In fact, in the first quarter of 2019 PPA achieved a new record for the port. Piers II and III – which are under concession – handled 1.25 million TEU. This built upon previous success in 2018 when the port authority reported having handled a total of 4.9 million TEU, marking an 18.4% increase from the amount handled in 2017.
“The fact that the 5 million TEU limit is already broken from November brings the Port of Piraeus closer to first position in the Mediterranean and possibly among the top four ports in Europe,” PPA said in a statement.
These changes are sending a global ripple through the industry.
Piraeus is now ranked 6th among Europe’s top 10 ports, holding its spot behind the Netherlands’ Rotterdam and Antwerp, Germany’s Hamburg and Bremen-Bremerhaven, and Spain’s Valencia. It is 2nd among the ports of the Mediterranean – only surpassed by Valencia.
On a global level, Piraeus moved from 93rd spot in 2010 to 32nd in 2018.
The rest of PPA’s activities continue on an upward trend, especially the cruise segment, which has shown a 20% increase in ship calls in 2019. Also impressive is ship-repair activity: the docks’ operation has increased by 53%.
After COSCO took a majority stake in PPA in 2016, it decided to push ahead with a €600 million investment plan in an effort to boost the competitiveness of the port.
The deal was seen as a major vote of confidence in the Greek economy, which had been rattled by the crisis. With an eye on its large upside potential, COSCO snapped up PPA in the first major privatisation to roll ahead in recent years.
With Piraeus at a strategic location between the Asian and European continents, the expansion plans highlight the importance Beijing gives to Piraeus within its landmark Belt and Road Initiative – also known as the New Silk Road – that connects Asia, Africa, and Europe. If successful, the global development strategy will ultimately consolidate China’s global financial power.
The New Silk Road involves more than a trillion dollars’ worth of Chinese infrastructure investments across Asia, Africa, and Europe. And that geographical spread is key. Expectations are set on transforming the Port of Piraeus into a regional transportation hub, making it China’s gateway into the European market.
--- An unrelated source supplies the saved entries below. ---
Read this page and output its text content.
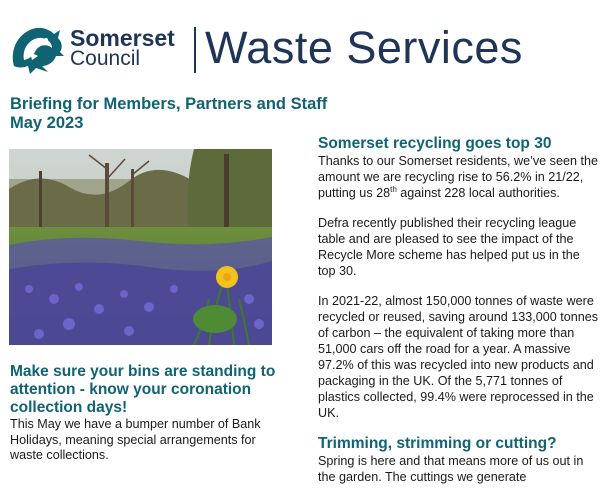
Somerset
Council Waste Services
Briefing for Members, Partners and Staff
May 2023
Make sure your bins are standing to attention - know your coronation collection days!
This May we have a bumper number of Bank Holidays, meaning special arrangements for waste collections.
Somerset recycling goes top 30
Thanks to our Somerset residents, we’ve seen the amount we are recycling rise to 56.2% in 21/22, putting us 28th against 228 local authorities.
Defra recently published their recycling league table and are pleased to see the impact of the Recycle More scheme has helped put us in the top 30.
In 2021-22, almost 150,000 tonnes of waste were recycled or reused, saving around 133,000 tonnes of carbon – the equivalent of taking more than 51,000 cars off the road for a year. A massive 97.2% of this was recycled into new products and packaging in the UK. Of the 5,771 tonnes of plastics collected, 99.4% were reprocessed in the UK.
Trimming, strimming or cutting?
Spring is here and that means more of us out in the garden. The cuttings we generate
To help with the investment, the European Investment Bank (EIB) announced in November 2019 that it would provide a loan of €140 million to support the expansion and upgrading of the Port of Piraeus. The largest ever loan for port investment in Greece by Europe’s long-term lending institution will support the implementation of part of investments at the Port of Piraeus in a total investment plan of more than €600 million.
The 20-year loan was signed in Athens in the presence of Greek Prime Minister Kyriakos Mitsotakis; Chinese President Xi Jinping; Xu Lirong, Chairman of COSCO Shipping; Andrew McDowell, Vice President of the European Investment Bank; the Chairman of PPA, Yu Zenggang; and Athanasios Liagkos, Board Member of PPA.
New investment at the Port of Piraeus includes the development of a new port logistics centre, construction of a new cruise passenger handling facility, expansion of car shipping facilities, an improved ship repair area, and the upgrade of the container terminal.
“Greece welcomes the EIB’s support for transformation at the Port of Piraeus. The EIB has been supporting strategic infrastructure across Greece for more than 50 years and has unique technical and financial expertise financing leading ports across Europe and worldwide,” said Prime Minister Mitsotakis.
“Redevelopment of the Port of Piraeus will strengthen connections between Greece and the rest of the world and ensure that Greece benefits from a world-class maritime logistics hub. The EIB is pleased to provide a 20-year long-term loan for the principal maritime hub of Greece and the leading port in the Mediterranean. EIB support reflects the economic benefits to be unlocked in the coming years and the importance of ensuring competitive transport links for Greece and South Eastern Europe,” said EIB Vice President Andrew McDowell.